Trying to run an LSTM model where the data is separated into few columns in csv and i'm trying to prepare date from such csv's.
Getting the error of
ValueError: Failed to convert a NumPy array to a Tensor
(Unsupported object type numpy.ndarray)
# Load CSV data # 3 features (1, 2, 3), 1 label (5) columns
# All data is in float and 1,0 in Labels
data = pd.read_csv("data_1.csv", usecols=["Column_1","Column_2","Column_3","Column_5"])
data2 = pd.read_csv("data_2.csv", usecols=["Column_1","Column_2","Column_3","Column_5"])
window_size = 1 # For timesteps
# Function to create sequences
def create_sequences(data, window_size, label_col):
sequences = []
labels = []
for i in range(len(data) - window_size + 1):
window = data.loc[i:i+window_size,["Column_1","Column_2","Column_3"]].astype('float64')

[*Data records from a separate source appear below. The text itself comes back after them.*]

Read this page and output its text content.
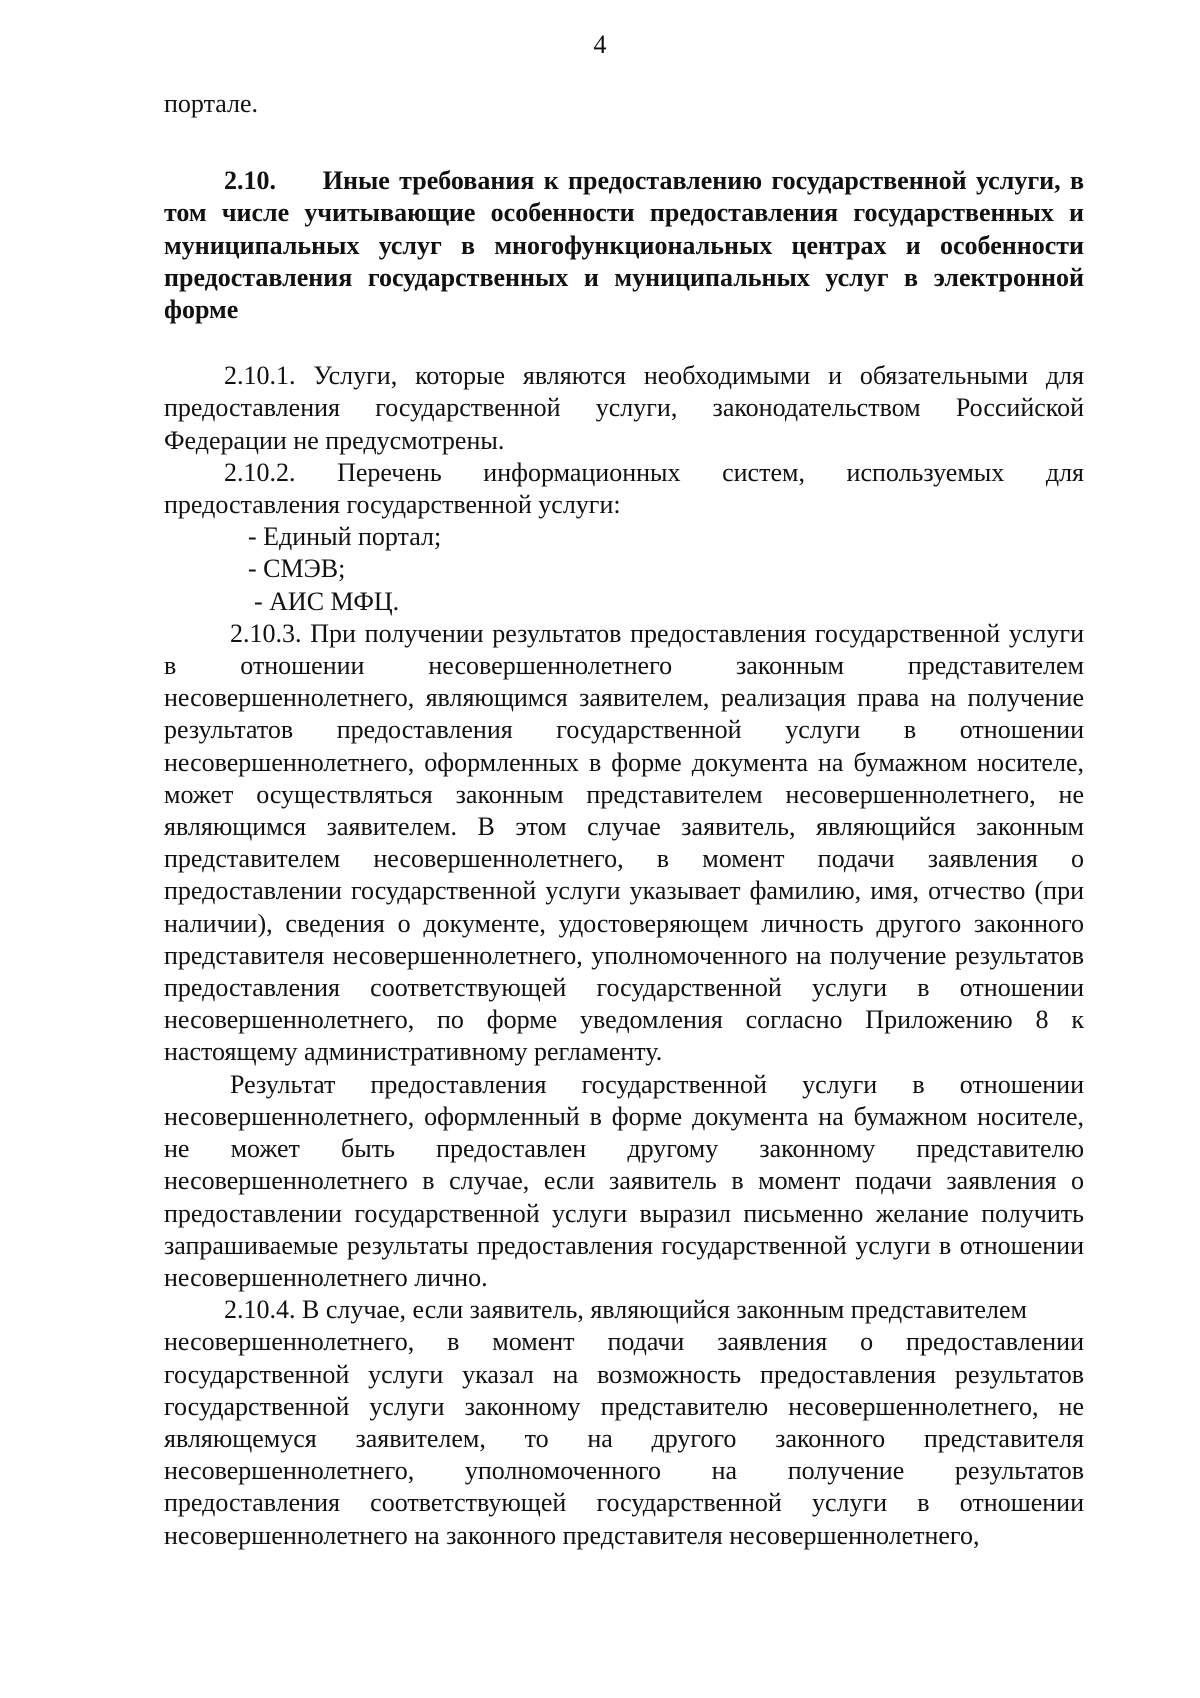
4

портале.

2.10. Иные требования к предоставлению государственной услуги, в том числе учитывающие особенности предоставления государственных и муниципальных услуг в многофункциональных центрах и особенности предоставления государственных и муниципальных услуг в электронной форме

2.10.1. Услуги, которые являются необходимыми и обязательными для предоставления государственной услуги, законодательством Российской Федерации не предусмотрены.

2.10.2. Перечень информационных систем, используемых для предоставления государственной услуги:

- Единый портал;

- СМЭВ;

- АИС МФЦ.

2.10.3. При получении результатов предоставления государственной услуги в отношении несовершеннолетнего законным представителем несовершеннолетнего, являющимся заявителем, реализация права на получение результатов предоставления государственной услуги в отношении несовершеннолетнего, оформленных в форме документа на бумажном носителе, может осуществляться законным представителем несовершеннолетнего, не являющимся заявителем. В этом случае заявитель, являющийся законным представителем несовершеннолетнего, в момент подачи заявления о предоставлении государственной услуги указывает фамилию, имя, отчество (при наличии), сведения о документе, удостоверяющем личность другого законного представителя несовершеннолетнего, уполномоченного на получение результатов предоставления соответствующей государственной услуги в отношении несовершеннолетнего, по форме уведомления согласно Приложению 8 к настоящему административному регламенту.

Результат предоставления государственной услуги в отношении несовершеннолетнего, оформленный в форме документа на бумажном носителе, не может быть предоставлен другому законному представителю несовершеннолетнего в случае, если заявитель в момент подачи заявления о предоставлении государственной услуги выразил письменно желание получить запрашиваемые результаты предоставления государственной услуги в отношении несовершеннолетнего лично.

2.10.4. В случае, если заявитель, являющийся законным представителем

несовершеннолетнего, в момент подачи заявления о предоставлении государственной услуги указал на возможность предоставления результатов государственной услуги законному представителю несовершеннолетнего, не являющемуся заявителем, то на другого законного представителя несовершеннолетнего, уполномоченного на получение результатов предоставления соответствующей государственной услуги в отношении несовершеннолетнего на законного представителя несовершеннолетнего,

label = data.loc[i + window_size - 1, label_col] # Label at the end of window
sequences.append(window.to_numpy())
labels.append(label)
return np.array(sequences), np.array(labels)
# Create sequences and labels
sequences2, labels2 = create_sequences(data, window_size, "Column_5")
sequences2 = sequences2.reshape(-1, 1) # (samples, timesteps, features)
print("Data 1 preparation is done")
sequences3, labels3 = create_sequences(data2, window_size, "Column_5")
sequences3 = sequences3.reshape(-1, 1) # (samples, timesteps, features)
print("Data 2 preparation is done")
sequences = np.concatenate((sequences2, sequences3))
labels = np.concatenate((labels2, labels3), axis=0)
# Define LSTM model
model = keras.Sequential([
keras.layers.LSTM(64, return_sequences=True, input_shape=(window_size, sequences.shape[2])),
keras.layers.LSTM(32),
keras.layers.Dense(len(np.unique(labels)), activation='softmax') # Multi-class output
])
# Compile model
model.compile(loss='categorical_crossentropy', optimizer='adam', metrics=['accuracy'])
model.fit(sequences, keras.utils.to_categorical(labels), epochs=1)
I can also replicate it by running the code,
sequences=tf.convert_to_tensor(sequences)
Expecting the dataset taken properly in the LSTM Layer.